Why We Need to Safeguard Our WaterClean water is vital for life, but most individuals in the developed world do not really think much about where the water they utilise for drinking, food preparation, and sanitation purposes comes from. In developing nations, however, things are completely different and the search for safe drinking water can be a daily crisis.

Millions of people die each year, the majority of them children, from predominately preventable diseases, due to a lack of access to clean water and appropriate sanitation.

Why We Need to Safeguard Our Water

The scarcity of freshwater manifests itself in the reduction and sometimes even the depletion of groundwater; it also results in the drying up of lakes and rivers which people depend on for irrigation and agricultural purposes, and presents a growing problem that needs to be addressed urgently.

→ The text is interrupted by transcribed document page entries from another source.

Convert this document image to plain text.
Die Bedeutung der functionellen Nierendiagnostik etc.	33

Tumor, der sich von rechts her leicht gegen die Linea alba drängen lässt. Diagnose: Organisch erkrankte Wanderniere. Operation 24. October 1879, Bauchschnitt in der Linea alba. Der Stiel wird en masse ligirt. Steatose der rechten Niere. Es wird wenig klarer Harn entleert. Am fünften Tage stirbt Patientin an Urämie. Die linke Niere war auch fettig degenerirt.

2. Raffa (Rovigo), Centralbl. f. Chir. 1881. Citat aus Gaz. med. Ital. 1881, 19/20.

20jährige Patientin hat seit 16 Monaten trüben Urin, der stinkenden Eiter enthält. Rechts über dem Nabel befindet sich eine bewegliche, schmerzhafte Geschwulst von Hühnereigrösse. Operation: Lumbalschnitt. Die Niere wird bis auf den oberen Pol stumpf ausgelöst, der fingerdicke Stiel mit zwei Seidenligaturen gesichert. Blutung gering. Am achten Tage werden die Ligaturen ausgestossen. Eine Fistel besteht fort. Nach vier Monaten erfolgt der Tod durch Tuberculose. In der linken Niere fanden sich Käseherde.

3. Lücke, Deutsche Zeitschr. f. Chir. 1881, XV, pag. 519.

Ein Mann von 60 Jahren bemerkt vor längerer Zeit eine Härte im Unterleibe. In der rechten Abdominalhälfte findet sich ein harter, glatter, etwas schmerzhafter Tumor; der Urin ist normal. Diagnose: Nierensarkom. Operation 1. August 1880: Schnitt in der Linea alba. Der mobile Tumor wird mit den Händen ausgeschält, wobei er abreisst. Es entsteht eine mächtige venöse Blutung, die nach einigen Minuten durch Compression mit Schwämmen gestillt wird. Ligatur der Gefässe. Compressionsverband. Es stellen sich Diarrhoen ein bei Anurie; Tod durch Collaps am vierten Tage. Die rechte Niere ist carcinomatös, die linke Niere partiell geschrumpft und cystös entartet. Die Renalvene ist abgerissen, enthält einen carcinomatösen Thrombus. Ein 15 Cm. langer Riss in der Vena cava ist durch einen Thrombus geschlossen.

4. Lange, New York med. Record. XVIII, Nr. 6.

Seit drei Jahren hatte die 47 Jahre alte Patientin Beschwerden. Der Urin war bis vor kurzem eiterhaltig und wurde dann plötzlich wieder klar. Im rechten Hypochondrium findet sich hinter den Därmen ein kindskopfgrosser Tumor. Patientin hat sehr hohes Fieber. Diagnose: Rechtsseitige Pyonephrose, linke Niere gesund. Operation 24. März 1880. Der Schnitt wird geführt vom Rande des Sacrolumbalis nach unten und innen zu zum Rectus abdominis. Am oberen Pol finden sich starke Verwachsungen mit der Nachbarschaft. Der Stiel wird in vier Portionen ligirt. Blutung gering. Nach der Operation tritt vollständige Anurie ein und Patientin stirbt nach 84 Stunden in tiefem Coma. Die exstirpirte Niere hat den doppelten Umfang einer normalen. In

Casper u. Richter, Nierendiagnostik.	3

The scarcity of freshwater translates into food shortages due to the inability to grow food, and when one takes climate change into consideration this raises an assemblage of water concerns that have raised concerns with governments on a global scale. Safe drinking water has been made available to around 1.7 billion people globally since the 1992 Earth Summit, thanks to dedicated efforts of governments and NGOs.

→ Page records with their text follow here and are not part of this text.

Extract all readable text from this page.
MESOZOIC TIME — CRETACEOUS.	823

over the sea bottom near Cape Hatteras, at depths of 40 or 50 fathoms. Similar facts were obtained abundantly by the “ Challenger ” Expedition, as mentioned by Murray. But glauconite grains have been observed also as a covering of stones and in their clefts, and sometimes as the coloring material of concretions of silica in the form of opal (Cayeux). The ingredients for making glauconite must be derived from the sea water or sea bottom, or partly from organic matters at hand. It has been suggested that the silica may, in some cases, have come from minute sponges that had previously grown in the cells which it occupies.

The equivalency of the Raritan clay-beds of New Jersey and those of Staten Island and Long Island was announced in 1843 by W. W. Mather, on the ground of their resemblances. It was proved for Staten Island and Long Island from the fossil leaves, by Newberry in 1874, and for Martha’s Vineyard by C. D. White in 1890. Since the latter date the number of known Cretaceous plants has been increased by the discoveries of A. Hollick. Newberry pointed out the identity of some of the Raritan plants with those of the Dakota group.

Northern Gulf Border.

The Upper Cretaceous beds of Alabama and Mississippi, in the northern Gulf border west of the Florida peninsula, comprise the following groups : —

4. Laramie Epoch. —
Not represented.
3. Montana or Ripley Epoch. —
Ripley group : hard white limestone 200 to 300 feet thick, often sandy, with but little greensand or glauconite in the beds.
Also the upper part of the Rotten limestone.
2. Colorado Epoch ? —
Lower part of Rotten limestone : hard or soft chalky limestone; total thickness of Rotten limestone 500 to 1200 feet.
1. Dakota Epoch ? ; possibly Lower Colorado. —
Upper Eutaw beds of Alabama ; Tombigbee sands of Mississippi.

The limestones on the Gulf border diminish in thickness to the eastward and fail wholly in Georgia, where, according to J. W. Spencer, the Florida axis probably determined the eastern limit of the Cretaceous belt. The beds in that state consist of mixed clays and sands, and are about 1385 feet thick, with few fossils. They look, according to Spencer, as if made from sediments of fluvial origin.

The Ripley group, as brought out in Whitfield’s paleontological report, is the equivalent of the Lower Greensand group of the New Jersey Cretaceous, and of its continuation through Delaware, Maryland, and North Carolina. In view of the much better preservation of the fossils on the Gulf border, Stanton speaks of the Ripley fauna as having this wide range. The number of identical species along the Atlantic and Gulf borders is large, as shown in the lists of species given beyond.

Unfortunately there are still around 880 million people without access to clean water and approximately 2.7 billion people do not have access to adequate sanitation. This poses a major problem, especially since the global population is expected to rise by an approximate 3 billion within the next 50 years.

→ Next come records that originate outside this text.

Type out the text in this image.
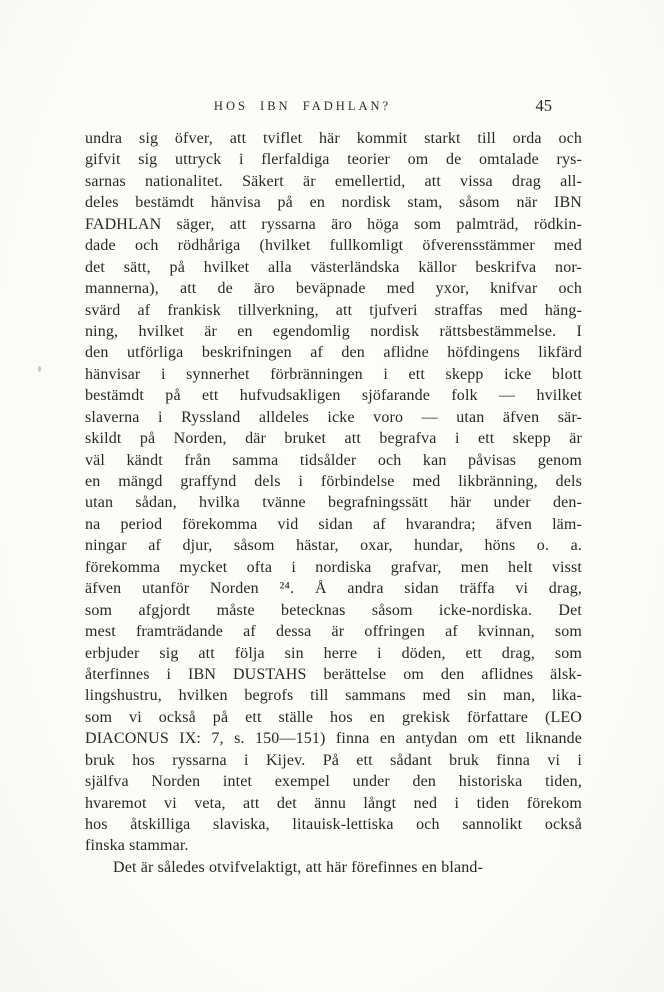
HOS IBN FADHLAN?	45
undra sig öfver, att tviflet här kommit starkt till orda och
gifvit sig uttryck i flerfaldiga teorier om de omtalade rys-
sarnas nationalitet. Säkert är emellertid, att vissa drag all-
deles bestämdt hänvisa på en nordisk stam, såsom när IBN
FADHLAN säger, att ryssarna äro höga som palmträd, rödkin-
dade och rödhåriga (hvilket fullkomligt öfverensstämmer med
det sätt, på hvilket alla västerländska källor beskrifva nor-
mannerna), att de äro beväpnade med yxor, knifvar och
svärd af frankisk tillverkning, att tjufveri straffas med häng-
ning, hvilket är en egendomlig nordisk rättsbestämmelse. I
den utförliga beskrifningen af den aflidne höfdingens likfärd
hänvisar i synnerhet förbränningen i ett skepp icke blott
bestämdt på ett hufvudsakligen sjöfarande folk — hvilket
slaverna i Ryssland alldeles icke voro — utan äfven sär-
skildt på Norden, där bruket att begrafva i ett skepp är
väl kändt från samma tidsålder och kan påvisas genom
en mängd graffynd dels i förbindelse med likbränning, dels
utan sådan, hvilka tvänne begrafningssätt här under den-
na period förekomma vid sidan af hvarandra; äfven läm-
ningar af djur, såsom hästar, oxar, hundar, höns o. a.
förekomma mycket ofta i nordiska grafvar, men helt visst
äfven utanför Norden ²⁴. Å andra sidan träffa vi drag,
som afgjordt måste betecknas såsom icke-nordiska. Det
mest framträdande af dessa är offringen af kvinnan, som
erbjuder sig att följa sin herre i döden, ett drag, som
återfinnes i IBN DUSTAHS berättelse om den aflidnes älsk-
lingshustru, hvilken begrofs till sammans med sin man, lika-
som vi också på ett ställe hos en grekisk författare (LEO
DIACONUS IX: 7, s. 150—151) finna en antydan om ett liknande
bruk hos ryssarna i Kijev. På ett sådant bruk finna vi i
själfva Norden intet exempel under den historiska tiden,
hvaremot vi veta, att det ännu långt ned i tiden förekom
hos åtskilliga slaviska, litauisk-lettiska och sannolikt också
finska stammar.
Det är således otvifvelaktigt, att här förefinnes en bland-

With around 5,000 children dying every day due to preventable diarrheal diseases such as dysentery and cholera, and around 6 million individuals being blinded by preventable ailments like trachoma, all caused by a lack of potable drinking water and clean water for personal hygiene, looking after the freshwater resources that we have and ensuring that there is fresh water for all is of paramount importance.

Apart from individuals being more careful with individual domestic water use and recycling and reusing water where we can, we also need to become a lot more efficient with agricultural water-use, as it takes around 70% of the global water use. This can be done by growing crops that are more suitable to the local climate and using drip irrigation as well as offering farmers incentives to use water more efficiently.

“The right to safe and clean drinking water and sanitation as a human right that is essential for the full enjoyment of life and all human rights” as per the United National General Assembly. We need to make that right a universal reality by ensuring that every person on the planet has affordable access to the 20 to 50 litres of water required daily to sustain life.